Voca levi: Mateus, Maria e a misericórdia que chama

Et dicebat eis: Non est opus valentibus medicus sed male habentibus. Euntes autem discite quid est: Misericordiam volo et non sacrificium. Non enim veni vocare iustos sed peccatores.
Mt 9,12-13
A vocação de Mateus (Mt 9,9-13) é uma das cenas mais teologicamente densas dos Evangelhos Sinópticos. Um cobrador de impostos, figura socialmente desonrada, ritualmente impura por contacto com os gentios e com dinheiro poluído, colaborador da ocupação romana, é chamado à mesa de Jesus e depois acolhido em casa com os seus colegas de profissão e outros «pecadores». A reacção dos fariseus, «por que come o vosso Mestre com os cobradores de impostos e os pecadores», é a reacção da lógica da pureza em face da lógica da misericórdia. A resposta de Jesus, «não vim chamar os justos, mas os pecadores», é uma das auto-declarações mais radicais do Evangelho sobre a natureza da sua missão.
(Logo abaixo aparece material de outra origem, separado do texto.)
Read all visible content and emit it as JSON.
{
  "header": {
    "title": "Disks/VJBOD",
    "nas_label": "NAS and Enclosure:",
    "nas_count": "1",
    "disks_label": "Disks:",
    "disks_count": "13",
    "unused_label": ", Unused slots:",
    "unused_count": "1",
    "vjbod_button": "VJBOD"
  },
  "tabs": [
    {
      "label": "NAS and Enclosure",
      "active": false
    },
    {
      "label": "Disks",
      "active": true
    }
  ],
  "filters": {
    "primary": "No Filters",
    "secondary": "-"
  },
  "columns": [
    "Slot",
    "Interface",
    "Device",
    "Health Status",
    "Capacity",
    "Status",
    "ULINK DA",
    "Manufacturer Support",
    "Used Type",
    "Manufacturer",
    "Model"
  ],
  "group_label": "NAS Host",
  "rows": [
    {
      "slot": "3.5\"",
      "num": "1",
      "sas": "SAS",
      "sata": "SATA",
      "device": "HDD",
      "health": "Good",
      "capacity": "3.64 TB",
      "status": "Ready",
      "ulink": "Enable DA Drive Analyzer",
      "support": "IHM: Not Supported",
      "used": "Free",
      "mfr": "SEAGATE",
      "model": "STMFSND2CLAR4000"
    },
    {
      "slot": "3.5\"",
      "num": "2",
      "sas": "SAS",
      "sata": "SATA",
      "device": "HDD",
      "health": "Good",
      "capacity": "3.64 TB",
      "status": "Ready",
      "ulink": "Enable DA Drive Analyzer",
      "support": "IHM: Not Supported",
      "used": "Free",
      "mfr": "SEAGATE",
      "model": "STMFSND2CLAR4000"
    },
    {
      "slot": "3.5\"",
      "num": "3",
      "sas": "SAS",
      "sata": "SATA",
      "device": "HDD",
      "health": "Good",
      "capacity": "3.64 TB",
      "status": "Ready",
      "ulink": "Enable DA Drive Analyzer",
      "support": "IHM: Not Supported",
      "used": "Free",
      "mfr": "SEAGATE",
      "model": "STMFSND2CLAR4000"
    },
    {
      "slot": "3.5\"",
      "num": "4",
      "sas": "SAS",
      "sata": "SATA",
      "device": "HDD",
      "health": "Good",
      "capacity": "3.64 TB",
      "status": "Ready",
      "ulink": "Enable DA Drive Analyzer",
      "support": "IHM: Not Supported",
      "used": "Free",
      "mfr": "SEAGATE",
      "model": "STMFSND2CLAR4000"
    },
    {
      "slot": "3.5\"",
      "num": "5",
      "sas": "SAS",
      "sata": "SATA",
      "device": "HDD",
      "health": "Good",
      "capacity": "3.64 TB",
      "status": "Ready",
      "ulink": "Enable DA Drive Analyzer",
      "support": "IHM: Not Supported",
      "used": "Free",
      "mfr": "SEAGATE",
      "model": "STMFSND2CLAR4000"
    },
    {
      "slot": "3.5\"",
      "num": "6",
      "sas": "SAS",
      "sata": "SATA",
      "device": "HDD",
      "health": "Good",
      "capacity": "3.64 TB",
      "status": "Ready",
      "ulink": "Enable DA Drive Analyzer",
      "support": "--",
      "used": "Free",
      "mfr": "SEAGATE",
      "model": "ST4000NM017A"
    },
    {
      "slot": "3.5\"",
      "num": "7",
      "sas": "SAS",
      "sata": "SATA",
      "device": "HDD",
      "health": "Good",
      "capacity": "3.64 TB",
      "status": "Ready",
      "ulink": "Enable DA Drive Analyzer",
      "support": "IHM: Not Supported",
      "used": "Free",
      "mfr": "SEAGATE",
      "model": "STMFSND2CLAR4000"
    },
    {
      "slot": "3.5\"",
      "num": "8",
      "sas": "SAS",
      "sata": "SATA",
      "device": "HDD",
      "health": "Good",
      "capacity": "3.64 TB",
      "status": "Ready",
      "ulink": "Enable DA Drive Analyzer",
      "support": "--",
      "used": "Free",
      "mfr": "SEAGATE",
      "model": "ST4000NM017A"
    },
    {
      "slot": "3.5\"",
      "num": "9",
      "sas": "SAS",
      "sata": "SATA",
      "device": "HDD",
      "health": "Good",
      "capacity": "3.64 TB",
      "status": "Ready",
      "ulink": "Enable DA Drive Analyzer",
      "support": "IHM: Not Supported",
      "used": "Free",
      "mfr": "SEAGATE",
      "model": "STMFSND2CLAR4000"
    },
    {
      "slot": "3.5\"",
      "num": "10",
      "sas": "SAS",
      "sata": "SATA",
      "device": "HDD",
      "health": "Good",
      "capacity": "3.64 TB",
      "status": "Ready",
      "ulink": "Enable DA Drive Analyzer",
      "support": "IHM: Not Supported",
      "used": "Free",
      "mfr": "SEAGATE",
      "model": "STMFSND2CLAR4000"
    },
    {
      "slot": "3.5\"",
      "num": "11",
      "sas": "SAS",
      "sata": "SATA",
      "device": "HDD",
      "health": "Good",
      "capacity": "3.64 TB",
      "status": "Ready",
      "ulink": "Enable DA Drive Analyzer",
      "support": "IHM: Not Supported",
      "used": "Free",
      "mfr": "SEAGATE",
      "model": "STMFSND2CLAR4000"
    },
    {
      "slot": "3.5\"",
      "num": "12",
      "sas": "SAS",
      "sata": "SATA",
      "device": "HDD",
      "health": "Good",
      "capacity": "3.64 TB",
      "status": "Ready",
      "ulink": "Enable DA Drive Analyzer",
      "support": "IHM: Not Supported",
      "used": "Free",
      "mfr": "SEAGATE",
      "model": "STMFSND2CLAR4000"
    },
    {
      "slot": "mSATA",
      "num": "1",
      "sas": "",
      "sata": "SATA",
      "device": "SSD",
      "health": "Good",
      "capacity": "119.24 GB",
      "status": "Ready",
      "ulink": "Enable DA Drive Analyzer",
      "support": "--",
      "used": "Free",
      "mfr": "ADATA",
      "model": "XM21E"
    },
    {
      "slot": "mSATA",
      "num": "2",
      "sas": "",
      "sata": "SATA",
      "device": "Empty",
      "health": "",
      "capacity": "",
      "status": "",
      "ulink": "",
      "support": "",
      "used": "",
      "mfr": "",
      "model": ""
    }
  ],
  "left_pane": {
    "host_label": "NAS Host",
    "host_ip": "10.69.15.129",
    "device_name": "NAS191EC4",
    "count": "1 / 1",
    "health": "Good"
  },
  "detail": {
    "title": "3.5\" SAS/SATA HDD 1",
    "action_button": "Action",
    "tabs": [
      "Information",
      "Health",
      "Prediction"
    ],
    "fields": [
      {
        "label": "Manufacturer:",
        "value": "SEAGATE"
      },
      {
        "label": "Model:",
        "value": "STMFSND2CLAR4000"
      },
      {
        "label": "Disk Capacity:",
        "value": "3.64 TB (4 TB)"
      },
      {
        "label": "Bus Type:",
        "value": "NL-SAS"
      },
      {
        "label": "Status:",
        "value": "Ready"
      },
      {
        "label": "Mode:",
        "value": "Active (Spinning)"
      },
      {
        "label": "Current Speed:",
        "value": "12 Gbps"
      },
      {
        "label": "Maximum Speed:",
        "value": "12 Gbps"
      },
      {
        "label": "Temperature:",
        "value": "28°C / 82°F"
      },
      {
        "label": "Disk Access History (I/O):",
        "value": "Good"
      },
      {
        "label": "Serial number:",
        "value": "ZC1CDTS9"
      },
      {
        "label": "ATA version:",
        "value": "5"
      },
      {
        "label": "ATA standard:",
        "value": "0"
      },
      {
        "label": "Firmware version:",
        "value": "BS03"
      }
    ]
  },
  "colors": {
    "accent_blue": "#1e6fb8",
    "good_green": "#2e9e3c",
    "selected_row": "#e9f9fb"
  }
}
O texto de Oséias citado por Jesus, «misericórdia quero e não sacrifício» (Os 6,6), aparece duas vezes em Mateus (9,13 e 12,7) e é central na teologia mateana: a misericórdia concreta que se manifesta na relação com os que sofrem é superior ao ritual de pureza que se fecha sobre si mesmo. Este princípio, hesed («amor leal», «misericórdia») sobre zebah («sacrifício ritual»), é uma constante da tradição profética israelita, que colocou repetidamente a ética da relação acima do culto sem conversão (cf. Am 5,21-24. Is 1,11-17. Jr 7,22-23. Mq 6,6-8). Jesus insere-se nesta tradição e radicaliza-a: a misericórdia não é apenas preferível ao sacrifício quando este é hipócrita, ela é a forma do sacrifício que Deus quer.
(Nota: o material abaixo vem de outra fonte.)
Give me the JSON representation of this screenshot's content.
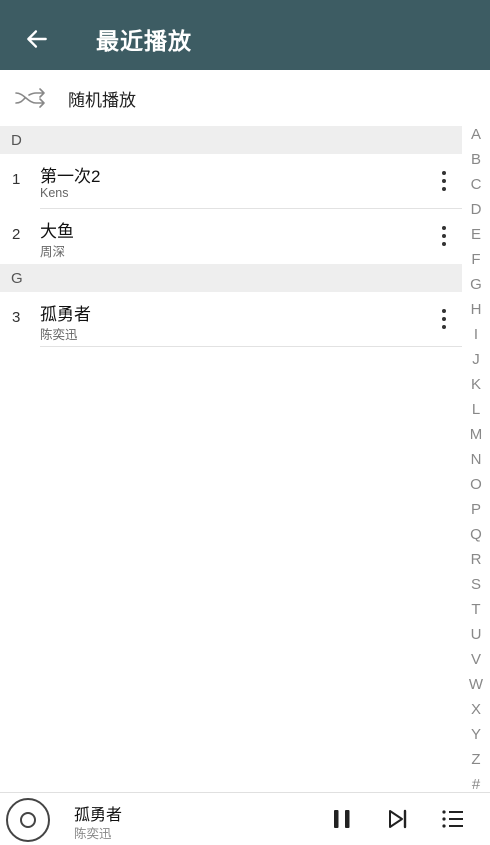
{
  "header": {
    "title": "最近播放",
    "back_icon": "arrow-left-icon",
    "background": "#3d5c63"
  },
  "shuffle": {
    "label": "随机播放",
    "icon": "shuffle-icon"
  },
  "sections": [
    {
      "letter": "D",
      "songs": [
        {
          "index": "1",
          "title": "第一次2",
          "artist": "Kens"
        },
        {
          "index": "2",
          "title": "大鱼",
          "artist": "周深"
        }
      ]
    },
    {
      "letter": "G",
      "songs": [
        {
          "index": "3",
          "title": "孤勇者",
          "artist": "陈奕迅"
        }
      ]
    }
  ],
  "index_letters": [
    "A",
    "B",
    "C",
    "D",
    "E",
    "F",
    "G",
    "H",
    "I",
    "J",
    "K",
    "L",
    "M",
    "N",
    "O",
    "P",
    "Q",
    "R",
    "S",
    "T",
    "U",
    "V",
    "W",
    "X",
    "Y",
    "Z",
    "#"
  ],
  "player": {
    "title": "孤勇者",
    "artist": "陈奕迅",
    "disc_icon": "disc-icon",
    "pause_icon": "pause-icon",
    "next_icon": "skip-next-icon",
    "playlist_icon": "playlist-icon"
  }
}
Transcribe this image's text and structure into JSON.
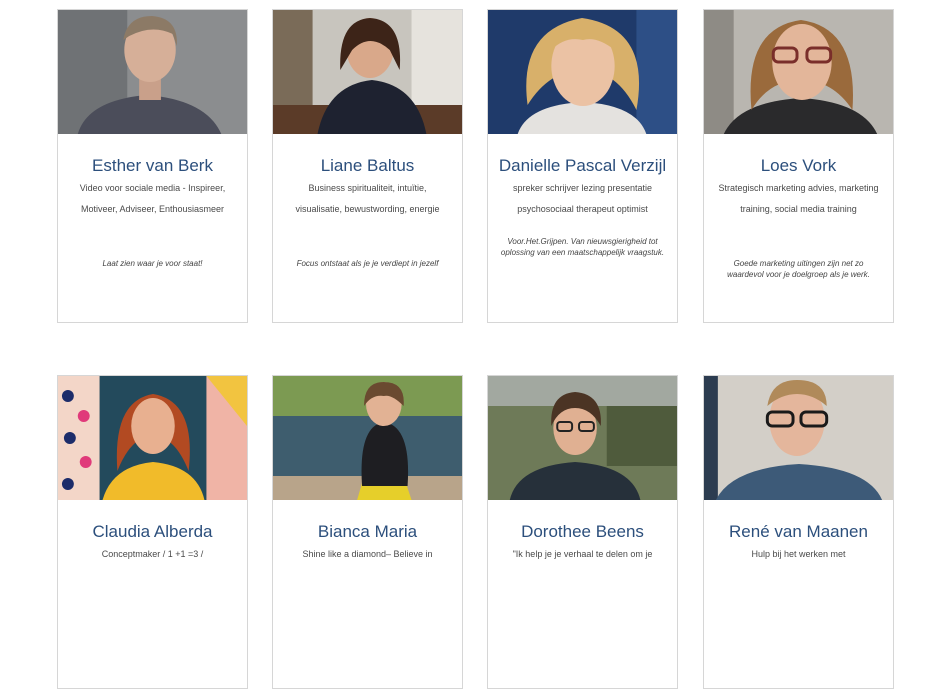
{
  "people": [
    {
      "name": "Esther van Berk",
      "desc": "Video voor sociale media - Inspireer, Motiveer, Adviseer, Enthousiasmeer",
      "quote": "Laat zien waar je voor staat!"
    },
    {
      "name": "Liane Baltus",
      "desc": "Business spiritualiteit, intuïtie, visualisatie, bewustwording, energie",
      "quote": "Focus ontstaat als je je verdiept in jezelf"
    },
    {
      "name": "Danielle Pascal Verzijl",
      "desc": "spreker schrijver lezing presentatie psychosociaal therapeut optimist",
      "quote": "Voor.Het.Grijpen. Van nieuwsgierigheid tot oplossing van een maatschappelijk vraagstuk."
    },
    {
      "name": "Loes Vork",
      "desc": "Strategisch marketing advies, marketing training, social media training",
      "quote": "Goede marketing uitingen zijn net zo waardevol voor je doelgroep als je werk."
    },
    {
      "name": "Claudia Alberda",
      "desc": "Conceptmaker / 1 +1 =3 /"
    },
    {
      "name": "Bianca Maria",
      "desc": "Shine like a diamond– Believe in"
    },
    {
      "name": "Dorothee Beens",
      "desc": "\"Ik help je je verhaal te delen om je"
    },
    {
      "name": "René van Maanen",
      "desc": "Hulp bij het werken met"
    }
  ]
}
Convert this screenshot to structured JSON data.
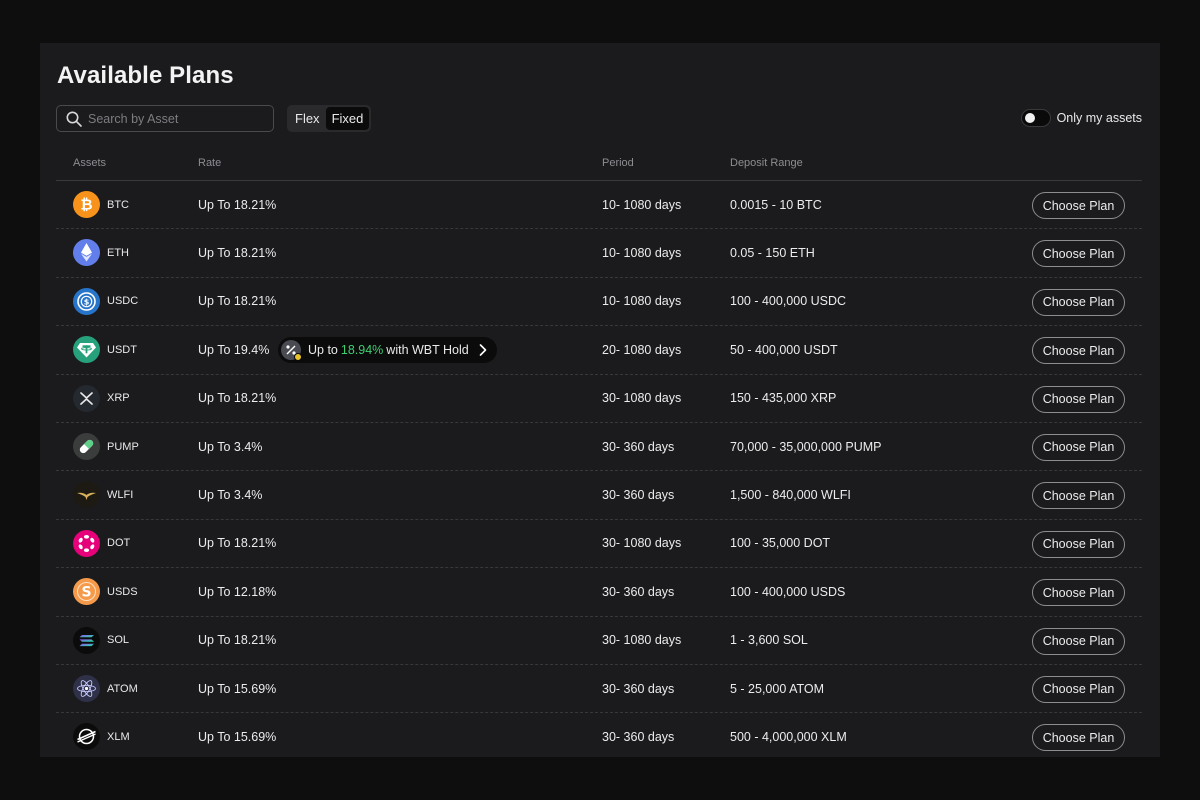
{
  "title": "Available Plans",
  "search": {
    "placeholder": "Search by Asset"
  },
  "segment": {
    "flex": "Flex",
    "fixed": "Fixed",
    "active": "Fixed"
  },
  "toggle": {
    "label": "Only my assets",
    "on": false
  },
  "columns": {
    "assets": "Assets",
    "rate": "Rate",
    "period": "Period",
    "deposit": "Deposit Range"
  },
  "choose_label": "Choose Plan",
  "bonus": {
    "prefix": "Up to",
    "value": "18.94%",
    "suffix": "with WBT Hold"
  },
  "colors": {
    "accent_green": "#3fcf72",
    "background": "#1b1b1d"
  },
  "rows": [
    {
      "symbol": "BTC",
      "rate": "Up To 18.21%",
      "period": "10- 1080 days",
      "deposit": "0.0015 - 10 BTC",
      "icon": "bitcoin-icon",
      "color": "#f7931a"
    },
    {
      "symbol": "ETH",
      "rate": "Up To 18.21%",
      "period": "10- 1080 days",
      "deposit": "0.05 - 150 ETH",
      "icon": "ethereum-icon",
      "color": "#627eea"
    },
    {
      "symbol": "USDC",
      "rate": "Up To 18.21%",
      "period": "10- 1080 days",
      "deposit": "100 - 400,000 USDC",
      "icon": "usdc-icon",
      "color": "#2775ca"
    },
    {
      "symbol": "USDT",
      "rate": "Up To 19.4%",
      "period": "20- 1080 days",
      "deposit": "50 - 400,000 USDT",
      "icon": "tether-icon",
      "color": "#26a17b"
    },
    {
      "symbol": "XRP",
      "rate": "Up To 18.21%",
      "period": "30- 1080 days",
      "deposit": "150 - 435,000 XRP",
      "icon": "xrp-icon",
      "color": "#23292f"
    },
    {
      "symbol": "PUMP",
      "rate": "Up To 3.4%",
      "period": "30- 360 days",
      "deposit": "70,000 - 35,000,000 PUMP",
      "icon": "pill-icon",
      "color": "#3a3d3c"
    },
    {
      "symbol": "WLFI",
      "rate": "Up To 3.4%",
      "period": "30- 360 days",
      "deposit": "1,500 - 840,000 WLFI",
      "icon": "eagle-icon",
      "color": "#1d1a14"
    },
    {
      "symbol": "DOT",
      "rate": "Up To 18.21%",
      "period": "30- 1080 days",
      "deposit": "100 - 35,000 DOT",
      "icon": "polkadot-icon",
      "color": "#e6007a"
    },
    {
      "symbol": "USDS",
      "rate": "Up To 12.18%",
      "period": "30- 360 days",
      "deposit": "100 - 400,000 USDS",
      "icon": "usds-icon",
      "color": "#f59a4b"
    },
    {
      "symbol": "SOL",
      "rate": "Up To 18.21%",
      "period": "30- 1080 days",
      "deposit": "1 - 3,600 SOL",
      "icon": "solana-icon",
      "color": "#0b0b0c"
    },
    {
      "symbol": "ATOM",
      "rate": "Up To 15.69%",
      "period": "30- 360 days",
      "deposit": "5 - 25,000 ATOM",
      "icon": "cosmos-icon",
      "color": "#2e3148"
    },
    {
      "symbol": "XLM",
      "rate": "Up To 15.69%",
      "period": "30- 360 days",
      "deposit": "500 - 4,000,000 XLM",
      "icon": "stellar-icon",
      "color": "#0b0b0c"
    }
  ]
}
I. A vocação de Mateus: o chamado ao pecador
A brevidade da narrativa da vocação de Mateus, «Jesus viu um homem chamado Mateus sentado no posto de cobrança de impostos e disse-lhe: segue-me. Ele levantou-se e seguiu-O» (Mt 9,9), esconde uma ruptura radical. Mateus abandonou não apenas o emprego mas uma identidade social inteira: a do cobrador de impostos que era ao mesmo tempo rico (relativa ao nível médio da população da Galileia), desonrado (excluído da sinagoga e de muitas relações sociais), e integrado num sistema de poder (a administração romana e de Herodes Antipas). O «levantou-se e seguiu-O» é uma metânoia, uma conversão, que só a autoridade pessoal de Jesus pode explicar.
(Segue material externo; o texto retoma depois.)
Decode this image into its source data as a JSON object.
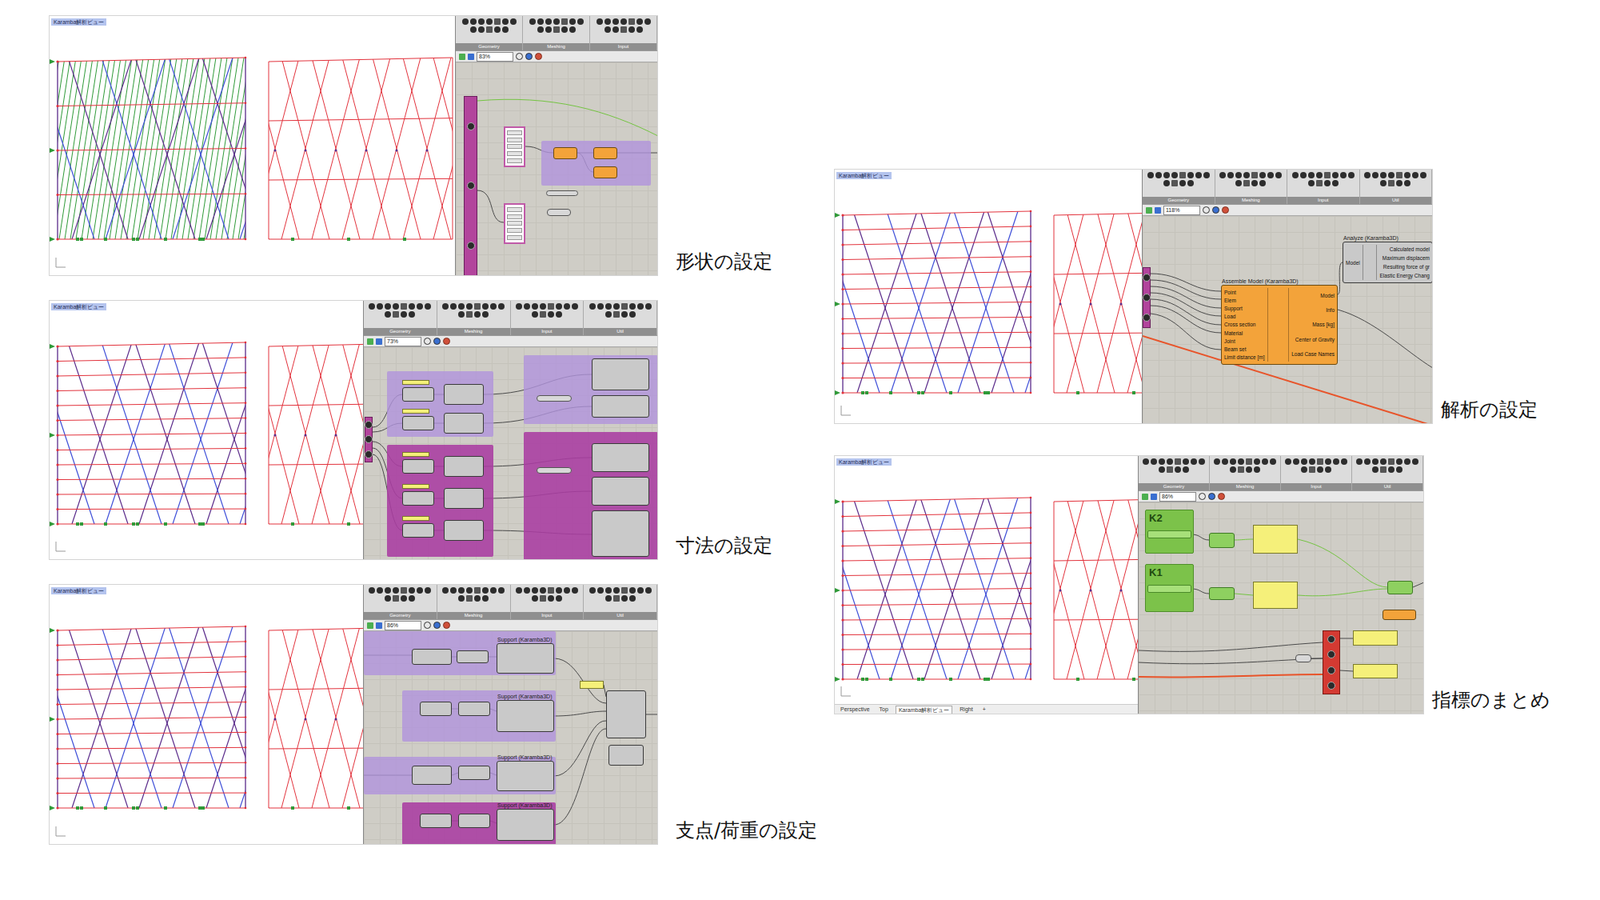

A sequência imediata, o banquete em casa de Mateus com «muitos cobradores de impostos e pecadores», revela a lógica da conversão no Evangelho de Mateus: a graça recebida transborda imediatamente em partilha. Mateus não se converteu e se afastou do seu mundo anterior de modo ascético: convidou Jesus para dentro do seu mundo, fez de Jesus o centro do seu antigo círculo social. Esta lógica, «a graça que recebi, devo partilhar com os que eram meus», é a lógica da missão que o próprio Mateus narrou em Mt 10 (o discurso de missão) e que Barnabé viveu (cf. Art64). A conversão não é fuga do mundo mas transformação do mundo a partir de dentro.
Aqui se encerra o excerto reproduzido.